In the southeast corner of Missouri sits 2,000 acres of farmland, Stoddard County Seed and Feed and a woman with a lifelong passion.
Pam Rowland and her husband, Gene, keep busy most of the year as they harvest fields on those 2,000 acres, operate their seed and feed business and spend precious time with loved ones. She and her husband enjoy short vacations between harvests and incorporate agriculture into them any way they can. Rowland, a former ag education teacher, says her greatest enjoyment comes from using the passion she developed from her involvement in agriculture to continue her legacy.
Rowland’s patient tone and inviting smile suggest contentment as she describes her first glimpse at a devotion that would guide her life’s work. Her deep appreciation for agriculture bloomed when she became an FFA member. Her membership led her to serve Missouri as the first female FFA first vice president from 1980 to 1981.
Her experiences in FFA led to agricultural education as a profession. She worked as an agricultural educator for 29 years and said she wouldn’t replace that experience for the world. With her hands folded together and a wide grin across her face, she reminisced about the memories her past students left with her.

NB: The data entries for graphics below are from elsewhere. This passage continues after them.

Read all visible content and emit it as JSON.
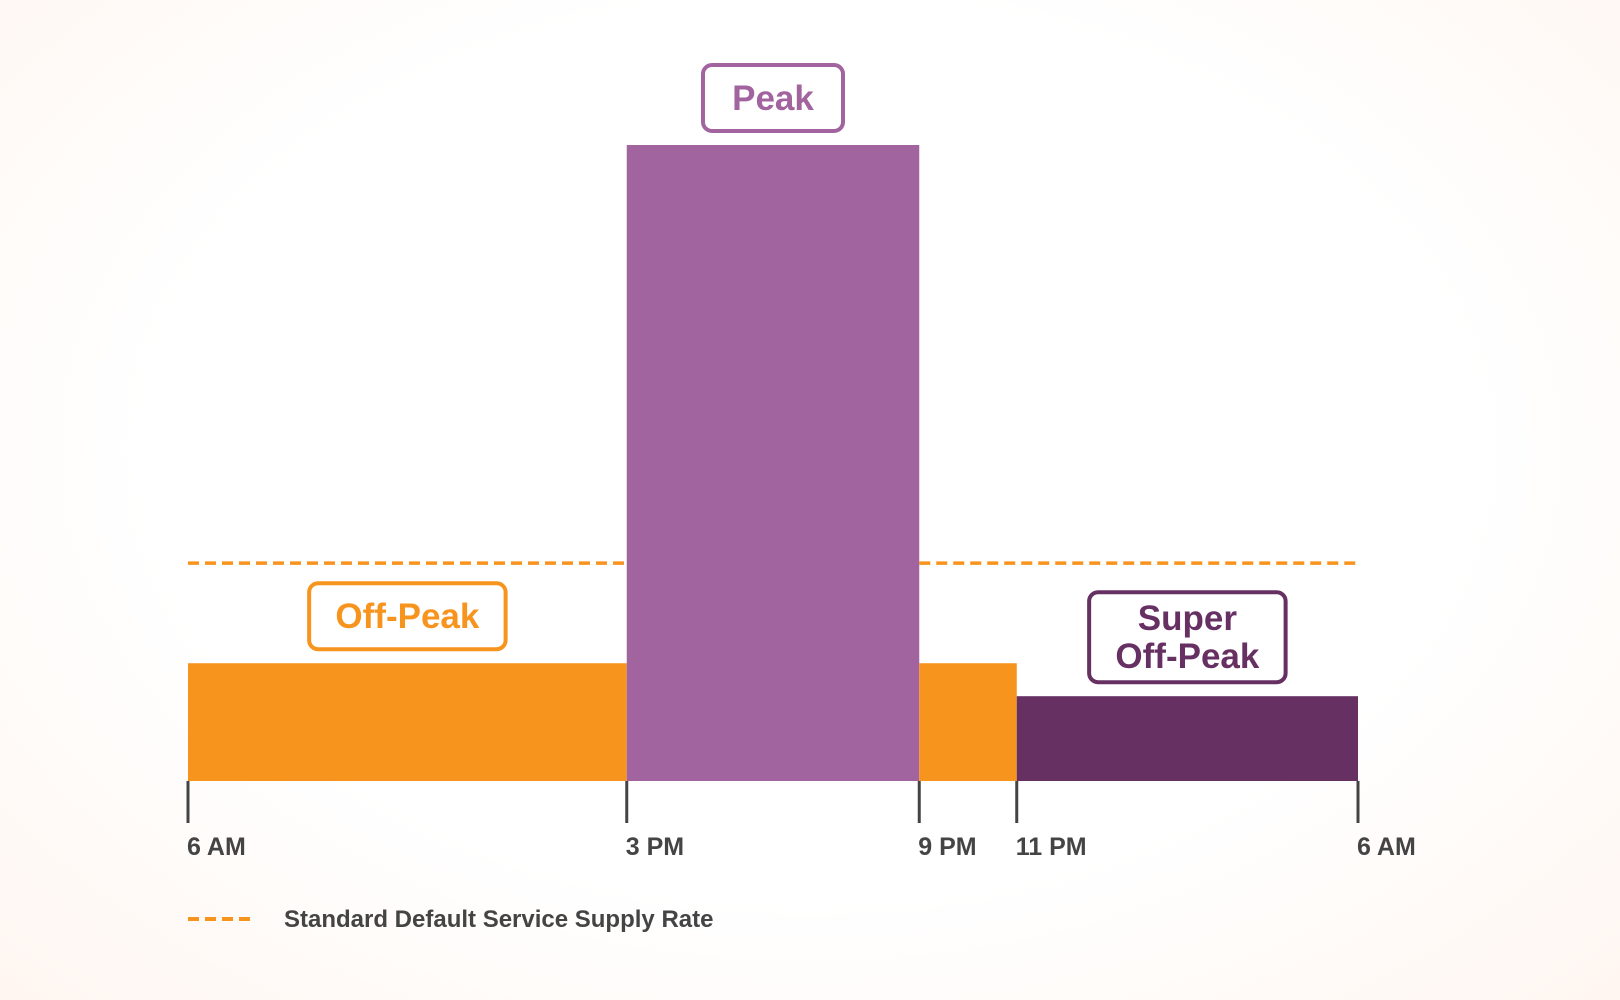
{
  "chart_data": {
    "type": "bar",
    "x_ticks": [
      "6 AM",
      "3 PM",
      "9 PM",
      "11 PM",
      "6 AM"
    ],
    "x_hours": [
      0,
      9,
      15,
      17,
      24
    ],
    "periods": [
      {
        "label": "Off-Peak",
        "start": 0,
        "end": 9,
        "rate": 1.0,
        "color": "#f7941e",
        "labeled": true
      },
      {
        "label": "Peak",
        "start": 9,
        "end": 15,
        "rate": 5.4,
        "color": "#a2649f",
        "labeled": true
      },
      {
        "label": "Off-Peak",
        "start": 15,
        "end": 17,
        "rate": 1.0,
        "color": "#f7941e",
        "labeled": false
      },
      {
        "label": "Super Off-Peak",
        "start": 17,
        "end": 24,
        "rate": 0.72,
        "color": "#663062",
        "labeled": true
      }
    ],
    "reference_line": {
      "label": "Standard Default Service Supply Rate",
      "rate": 1.85,
      "color": "#f7941e",
      "style": "dashed"
    },
    "ylim": [
      0,
      5.6
    ],
    "grid": false,
    "legend_position": "bottom-left"
  }
}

“That moment, when my students achieved so much, you just know whatever wonderful things you did in FFA, it’s completely overshadowed when you’re helping your students get to that point,” Rowland said. “When you’re making a positive difference in their lives and you help them achieve and they come off that stage and they are so excited, and they are hugging you. You couldn’t pay me enough not to do this.”
Rowland retired from teaching in 2014 but couldn’t fathom the idea of leaving it behind.
“What do I do?” she said. “Because I can’t give up FFA. This has been a whole big part of my life. This is my life”
Her passion for agricultural education didn’t stop once she retired. In addition to her family business, Rowland serves as the recruitment and retention coordinator for Missouri Teach Ag and the State Teach Ag Results program, and as the executive treasurer of the Missouri Vocational Agriculture Teacher Association (MVATA). She has been on the STAR committee from the very start and wouldn’t have it any other way. Although her goals will always be to encourage students, her goals have shifted as her roles have changed.
According to the National Association of Agricultural Educators, the STAR program was designed to help individual states develop recruitment and retention efforts in hopes to advocate for agricultural education. Over the past several years, the state of Missouri has had agricultural education positions that are unfilled due to a shortage of qualified educators.
One way Missouri Teach Ag reaches out to students is with Teach Ag Ambassadors. Teach Ag Ambassadors are college students from across the state who advocate for agricultural education. These students promote careers in agricultural education to high school students through workshops at the Missouri FFA Leadership Camp, State FFA Convention and conferences. Rowland hopes by creating a conversation and sparking an interest, although it might be small, she can make a difference.
“Mrs. Rowland has passion oozing out of her,” said Kassandra Rankin, MU student and Teach Ag Ambassador. “You can see her passion and intensity for agricultural education the instant you meet her. She is a great leader and knows exactly how to spread her knowledge and passion.”
Rowland’s goal is to celebrate agricultural educators for their work. She said society often overlooks the strenuous amount of work it takes to be a successful educator. Rowland’s effort to support and recognize agricultural educators has not gone unnoticed.
“The thing that stood out to me was her compassion and her care for her fellow ag teacher,” said John Tummons, assistant teaching professor and director of undergraduate studies for Agricultural Education and Leadership at MU. “I think about the ag teacher relief fund and the fundraisers that we did every year to help support teachers who had something happen to them or their family.”
The MVATA works to support agricultural educators who are in need, no matter the reason. They achieve this through the Agricultural Education Relief Fund. The relief fund is funded by donations from fellow Missouri agricultural educators who look to support one another.
“When I think about Pam’s legacy in ag ed in Missouri, it’s the relief fund,” Tummons said. “It was her being up front and center in making sure that there was money raised and there was money also distributed to ag teachers in need.”
Rowland’s influence has spread far from her own classrooms and has reached those of current and future educators. Her passion to create a conversation and encourage students to become agricultural educators won’t rest anytime soon.
“My main role in life now is to encourage college students and to encourage and support current teachers,” Rowland said. “It’s like that’s what God has called me to do.”